Will the money come out to play if there is a guaranteed multiple benefit for getting down on the playing field and suffering a few bumps and bruises? Oh yes! Money will come out to play very seriously and very quickly if there is tax free incentive to do so. It's the lack of incentive that restrains money. The ideas are available. God invented creative people a long time ago. Every generation breeds a fresh new batch of creative kids. So... what would happen if money and creative ideas could find each other?

Hmmm, I would bet that Google, Yahoo, yet2.com, Red Herring, Inc., Forbes, WSJ and a whole host of others would like to do the matchmaking. YIPPIE ! ! ! Engineer meets adventure capital! They might even collect a 5% fee for doing so. Wouldn't that be nice? Can you smell the money and the ideas coming out of the woodwork and baking up good stuff together? Smells good, doesn't it?

There should be some caveats. For one the products should be made in America for some period of time... 10, 20, 17 years... whatever. And it would be helpful if preference is given for 5 specialty areas... mining, manufacturing, agriculture, transportation and communications. By definition anybody who produces any new real or tangible product would be covered. For example, fertilizer production may be smelly, but the stuff is real... so... Physical construction would be covered but real estate speculation would not. Etc.

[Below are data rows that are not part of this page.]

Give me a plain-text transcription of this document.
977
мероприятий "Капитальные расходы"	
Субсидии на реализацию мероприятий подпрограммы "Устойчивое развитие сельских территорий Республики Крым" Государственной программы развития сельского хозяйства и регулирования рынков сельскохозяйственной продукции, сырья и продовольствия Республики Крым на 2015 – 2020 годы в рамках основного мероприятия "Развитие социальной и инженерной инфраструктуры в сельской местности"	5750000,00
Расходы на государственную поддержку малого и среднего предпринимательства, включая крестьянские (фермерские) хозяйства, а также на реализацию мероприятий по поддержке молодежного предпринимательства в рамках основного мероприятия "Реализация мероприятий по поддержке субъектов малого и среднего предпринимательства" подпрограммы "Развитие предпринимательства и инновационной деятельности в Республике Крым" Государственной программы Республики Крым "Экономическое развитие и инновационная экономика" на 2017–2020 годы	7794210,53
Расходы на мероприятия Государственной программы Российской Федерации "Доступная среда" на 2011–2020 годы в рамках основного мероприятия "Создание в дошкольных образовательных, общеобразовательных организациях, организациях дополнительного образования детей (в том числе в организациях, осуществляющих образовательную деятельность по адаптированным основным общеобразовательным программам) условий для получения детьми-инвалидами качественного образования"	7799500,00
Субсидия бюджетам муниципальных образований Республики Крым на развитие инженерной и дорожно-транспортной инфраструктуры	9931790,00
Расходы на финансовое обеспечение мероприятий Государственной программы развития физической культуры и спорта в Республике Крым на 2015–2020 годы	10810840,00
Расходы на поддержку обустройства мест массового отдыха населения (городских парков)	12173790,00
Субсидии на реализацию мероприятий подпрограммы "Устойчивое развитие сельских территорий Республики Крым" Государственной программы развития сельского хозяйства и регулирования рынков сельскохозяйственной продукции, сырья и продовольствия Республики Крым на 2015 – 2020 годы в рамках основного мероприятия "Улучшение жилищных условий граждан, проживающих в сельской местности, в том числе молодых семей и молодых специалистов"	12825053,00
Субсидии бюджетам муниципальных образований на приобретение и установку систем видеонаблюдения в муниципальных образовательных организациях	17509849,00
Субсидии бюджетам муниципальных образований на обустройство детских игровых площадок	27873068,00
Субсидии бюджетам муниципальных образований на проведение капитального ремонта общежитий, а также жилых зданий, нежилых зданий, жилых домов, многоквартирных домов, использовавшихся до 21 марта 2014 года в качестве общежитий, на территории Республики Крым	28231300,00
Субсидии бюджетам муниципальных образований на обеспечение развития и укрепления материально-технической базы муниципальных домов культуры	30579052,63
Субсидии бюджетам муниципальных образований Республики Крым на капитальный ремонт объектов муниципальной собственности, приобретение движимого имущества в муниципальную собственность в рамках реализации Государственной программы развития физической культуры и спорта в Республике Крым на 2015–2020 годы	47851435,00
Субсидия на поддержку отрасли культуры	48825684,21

And while we are at it, reduce the taxes on those favorite areas... mining, manufacturing, agriculture, transportation and communications. How about a 10% max tax? Maybe 7% max? Hmmm.

And while we are at it, how about tax free profits on IPO's for those new companies with those new products? That way we could fund the ideas and then fund the growth of the ones worth producing in the market place. R&D is fun for inventors but it doesn't affect anybody's life in a practical way until people can use those new gadgets in the kitchen, in the car, at the office, on the farm or on the factory floor. Hmmm, tax free IPO's. Imagine that.

There isn't a lack of money. There isn't a lack of good product ideas. But there are some political animals with agendas who would not like an American economy on steroids. Correct the problem of straight jacket tax laws and it's not hard to rev things up. Is anybody out there listening? Anybody? Hello. Anybody?

Hmmm.

December 18, 2006 5:25 PM


Arne Sandberg said:

Like what technology has been critical to our success in Iraq? We have seen a massive failure of American Technology in Iraq - unable to stop the flow of explosives into Baghdad - find out where IED's come from - stop the use of our Communication systems by the enemy.